Но Звонарев за бинтами не пошел и перевязывать Анисима не стал. Отправился собирать хворост и разводить костер. Задели его слова Родыгина о том, что Денис Афанасьевич пошел ва-банк, послышалось ему в них какое-то отстраненное равнодушие, даже осуждение. Сам он искренне переживал все это время, думая об Ангелине и о несчастном Денисе Афанасьевиче, и чем больше думал, тем они становились ему роднее, и он клялся самому себе, что сделает все возможное и невозможное – лишь бы они снова оказались вместе, лишь бы не случилось несчастья. Вспоминая Ангелину, сразу же слышал ее смех, видел, как она улыбается, и хотелось, чтобы это продолжалось как можно дольше, но голос Грехова, прозвучавший так неожиданно, что заставил вздрогнуть, вернул к реальности. Грехов кричал из ельника:
– Все, отмучился, бедняга! Давайте хоть похороним, тварь Божья все-таки, хоть и заблудшая!
Спорить никто не стал, и Анисима похоронили, вырыв в сухом песке неглубокую могилу. Лицо ему накрыли кровяным лоскутом, которым он зажимал рану.
3
«Голубь ты мой сизый, государев ты слуга занюханный, погоди, родимый, дай отсюда выбраться, я тебе такую выволочку устрою, будешь у меня зубами колья из земли вытаскивать!» – И еще всяческие иные слова, обидные и даже ругательные, придумывал Фадей Фадеевич, адресуя их чарынскому уряднику, который, без сомнения, икал этой ночью без всякого перерыва. И хотя понимал, конечно, губернский чиновник Кологривцев, что ругать сейчас нерасторопного урядника глупо и бесполезно, но до того был сердит, что остановиться не мог. Это надо же быть таким полоротым и абсолютно не иметь полицейского нюха, чтобы не догадаться и не выяснить: никому не известная деревня, в казенных бумагах не обозначенная, не просто сама по себе живет, общим порядкам не подчиняясь, она еще и законы свои установила – воровские и разбойные. Теперь он в этом не сомневался, а внезапный отъезд из деревни Емельяна, когда тот кинулся вместе с неизвестными всадниками сломя голову и непонятно куда, окончательно убедил Фадея Фадеевича – надо готовиться к худшему. Об этом и рассказал без утайки Лунегову, Фролу и Миронычу. А дальше выдал инструкцию: по одному никуда не ходить, дальше избы старосты не отлучаться, ружья держать под рукой и спать теперь по очереди, чтобы кто-нибудь обязательно бодрствовал и слушал – не крадутся ли в сени незваные гости. Для себя же твердо решил, что сразу же, как появится Емельян, объявит ему, что дело свое они сделали и отбывают домой. Пусть думает, что ничего о его темных делах не узнали.

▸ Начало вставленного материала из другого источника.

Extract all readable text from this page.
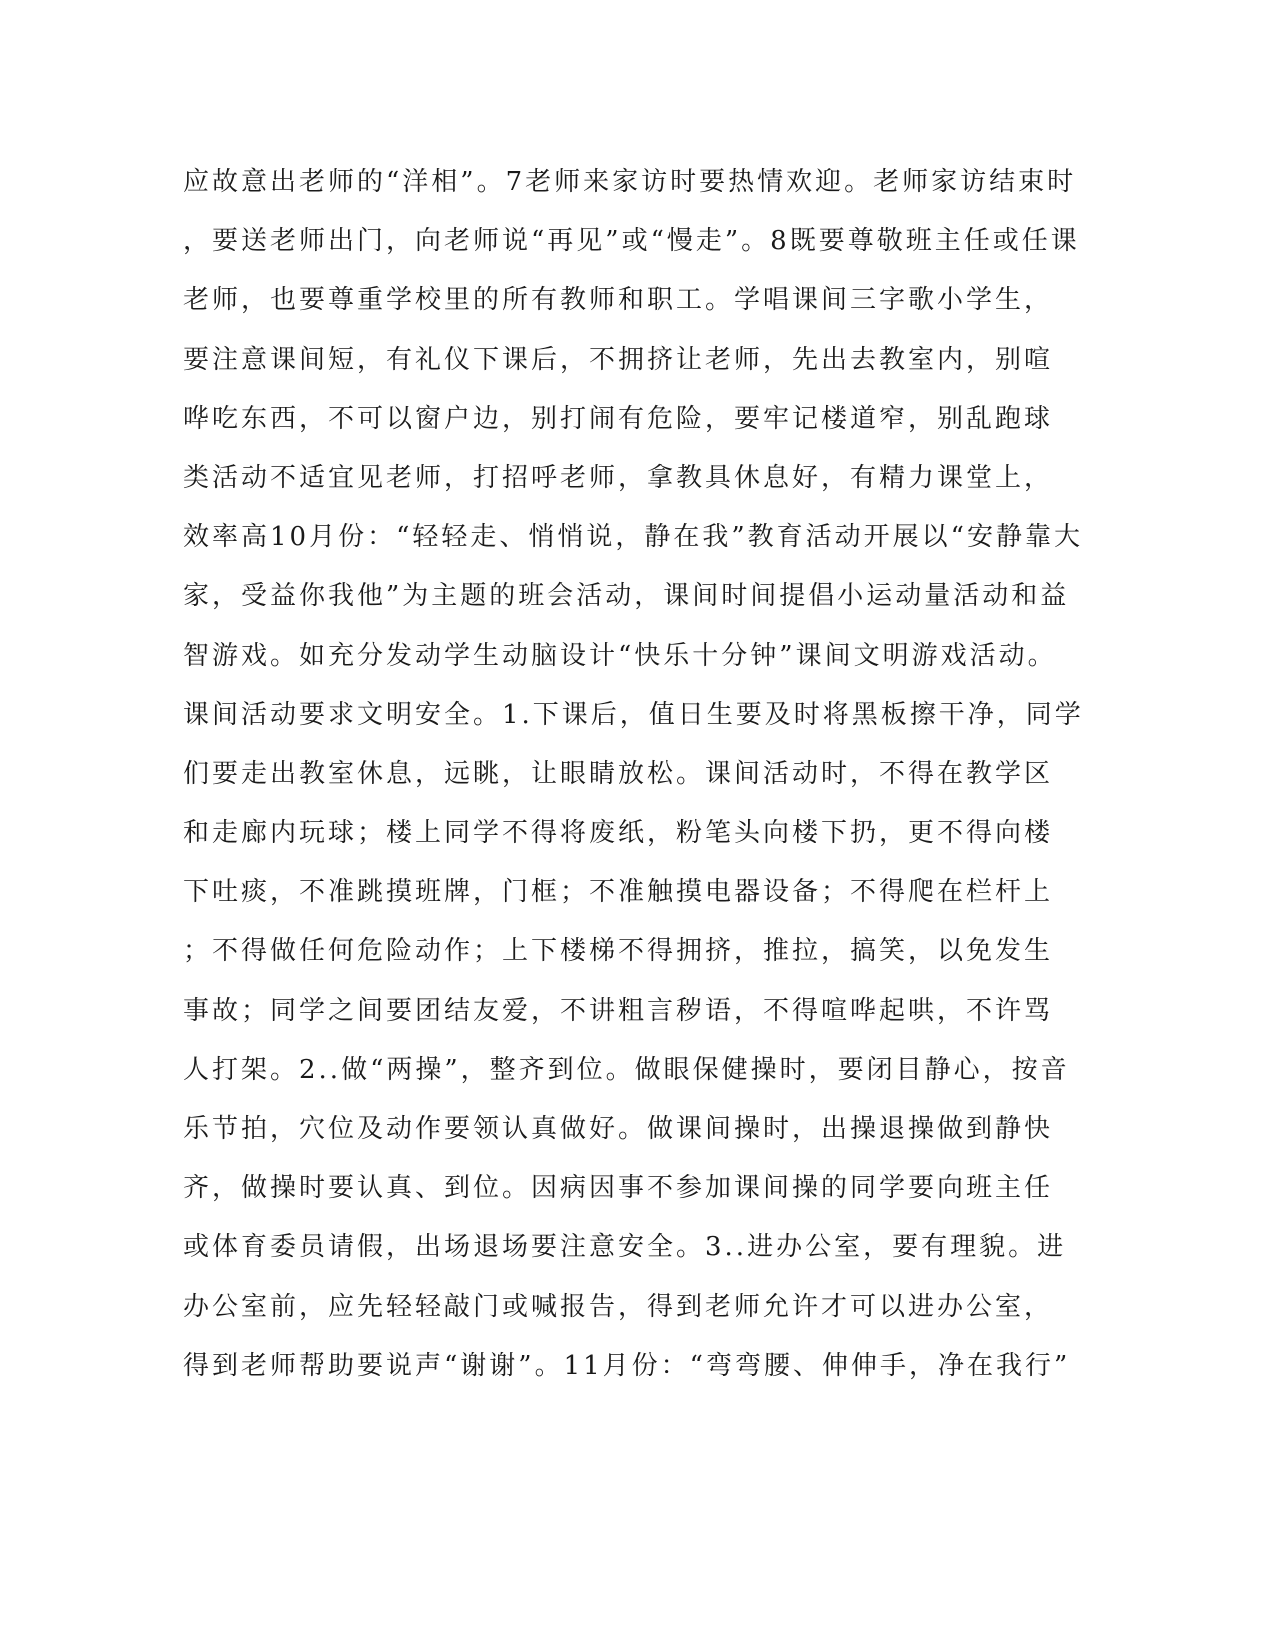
应故意出老师的“洋相”。7老师来家访时要热情欢迎。老师家访结束时
，要送老师出门，向老师说“再见”或“慢走”。8既要尊敬班主任或任课
老师，也要尊重学校里的所有教师和职工。学唱课间三字歌小学生，
要注意课间短，有礼仪下课后，不拥挤让老师，先出去教室内，别喧
哗吃东西，不可以窗户边，别打闹有危险，要牢记楼道窄，别乱跑球
类活动不适宜见老师，打招呼老师，拿教具休息好，有精力课堂上，
效率高10月份：“轻轻走、悄悄说，静在我”教育活动开展以“安静靠大
家，受益你我他”为主题的班会活动，课间时间提倡小运动量活动和益
智游戏。如充分发动学生动脑设计“快乐十分钟”课间文明游戏活动。
课间活动要求文明安全。1.下课后，值日生要及时将黑板擦干净，同学
们要走出教室休息，远眺，让眼睛放松。课间活动时，不得在教学区
和走廊内玩球；楼上同学不得将废纸，粉笔头向楼下扔，更不得向楼
下吐痰，不准跳摸班牌，门框；不准触摸电器设备；不得爬在栏杆上
；不得做任何危险动作；上下楼梯不得拥挤，推拉，搞笑，以免发生
事故；同学之间要团结友爱，不讲粗言秽语，不得喧哗起哄，不许骂
人打架。2..做“两操”，整齐到位。做眼保健操时，要闭目静心，按音
乐节拍，穴位及动作要领认真做好。做课间操时，出操退操做到静快
齐，做操时要认真、到位。因病因事不参加课间操的同学要向班主任
或体育委员请假，出场退场要注意安全。3..进办公室，要有理貌。进
办公室前，应先轻轻敲门或喊报告，得到老师允许才可以进办公室，
得到老师帮助要说声“谢谢”。11月份：“弯弯腰、伸伸手，净在我行”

Чиновником Фадей Фадеевич Кологривцев всегда был добросовестным, за что и ценил его губернатор, давая самые сложные и деликатные поручения, и по причине этой добросовестности не мог он позволить себе покинуть деревню, не выяснив до конца, для обстоятельного доклада, полную картину происходящего здесь. Многое еще оставалось для него неясным. Поэтому, дождавшись ночи, убедившись, что Лунегов не спит, а бодро несет караульную службу, он неслышно скользнул к двери, собираясь выйти на улицу. Уже взялся за скобу, когда услышал шепот Фрола:
– Возьми меня, Фадей Фадеевич, я бывалый.
– Здесь оставайся, нужнее будешь. А я один, так сподручней, шуму меньше.
И вышел из сеней, беззвучно, как тень.
Ночь выдалась без луны, без звезд, темная до непроницаемости, хоть на ощупь иди. Фадей Фадеевич так и пошел, вытянув перед собой руки. Но скоро глаза обвыклись, из темноты выступили мутные, едва различимые очертания изб, заборов, и он прибавил шаг. Дорога недлинная, вот и избенка, в которой отлеживался под верстаком и приходил в себя Гордей. Странный человек, как говорится, не от мира сего, а получилось, что именно в этот мир, в самую неприглядную середку и запихали, сердешного, да еще и бьют время от времени. «Ничего, – думал Фадей Фадеевич, – как-нибудь удастся извернуться и захватить его с собой, иначе он тут долго не протянет…»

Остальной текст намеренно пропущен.